Common Sprinkler System Components

Sprinkler heads. Different types of heads are designed for different parts of the yard. Installing the wrong head type in the wrong place or installing the heads too far apart reduces system efficiency and performance. Unfortunately, these practices also reduce the cost and work associated with installing the system. Some less-reputable contractors routinely install cheaper systems with too few sprinkler heads and/or the wrong type of sprinkler heads. When evaluating proposals, make sure you are comparing them equally.

Zones. A sprinkler system zone is a portion of the overall system that can be turned on and off independently from the rest of the system. Most systems are made up of multiple zones for two primary reasons. The first is water pressure.
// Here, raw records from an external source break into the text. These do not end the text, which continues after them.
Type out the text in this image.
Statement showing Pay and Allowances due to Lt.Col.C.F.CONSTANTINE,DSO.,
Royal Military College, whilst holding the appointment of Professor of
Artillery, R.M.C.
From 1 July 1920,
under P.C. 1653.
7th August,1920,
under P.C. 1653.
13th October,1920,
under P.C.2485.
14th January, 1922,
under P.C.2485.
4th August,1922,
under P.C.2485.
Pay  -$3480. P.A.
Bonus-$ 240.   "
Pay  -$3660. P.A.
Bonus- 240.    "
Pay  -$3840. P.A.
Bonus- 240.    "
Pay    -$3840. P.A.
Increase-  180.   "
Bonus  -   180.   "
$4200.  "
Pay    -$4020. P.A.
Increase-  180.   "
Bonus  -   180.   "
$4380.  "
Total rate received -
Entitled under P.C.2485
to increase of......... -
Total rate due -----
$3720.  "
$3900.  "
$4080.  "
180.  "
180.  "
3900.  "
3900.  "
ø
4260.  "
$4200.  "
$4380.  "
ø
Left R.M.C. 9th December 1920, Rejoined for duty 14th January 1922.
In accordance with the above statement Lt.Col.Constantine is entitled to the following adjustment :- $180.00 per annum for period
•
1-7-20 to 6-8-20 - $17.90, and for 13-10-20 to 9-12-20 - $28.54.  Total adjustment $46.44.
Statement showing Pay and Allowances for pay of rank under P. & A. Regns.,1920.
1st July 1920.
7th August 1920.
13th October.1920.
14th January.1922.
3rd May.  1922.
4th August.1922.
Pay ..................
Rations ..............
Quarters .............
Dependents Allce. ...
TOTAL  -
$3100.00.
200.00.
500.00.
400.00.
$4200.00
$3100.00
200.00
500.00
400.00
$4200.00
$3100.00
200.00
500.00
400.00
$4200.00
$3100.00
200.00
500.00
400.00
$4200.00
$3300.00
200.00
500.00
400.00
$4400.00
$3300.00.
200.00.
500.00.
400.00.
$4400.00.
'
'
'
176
The amount and pressure of the water entering the home from the street main limit the amount and pressure of water a sprinkler system can apply to the yard. If all zones of the system were turned on at the same time, there would probably not be enough water and pressure to run the system correctly. Watering a portion of the yard at a time eliminates this problem. The second reason for using zones is to vary the amount of water applied to different areas. To keep the yard looking its best and limit wasted water, it is very important to deliver the right amount of water to the right place. By designing the zones around the yard’s landscaping, one can adjust the amount of water supplied to different components.

Timers. The timer or controller is the brain of the sprinkler system. Most modern timers turn the water on and off in different zones, according to the time of day and day of the week. Additionally, most timers allow the homeowner to control how much water is applied to each zone. By properly programming the timer so that no area of the yard is over- or underwatered, the homeowner can maintain the beauty of the landscape while minimizing the water cost.

Rain sensors. Rain sensors conserve water by preventing system operation during or following a heavy rain, when the ground is saturated and needs no additional irrigation. These sensors will also extend the life of the system by avoiding unnecessary use.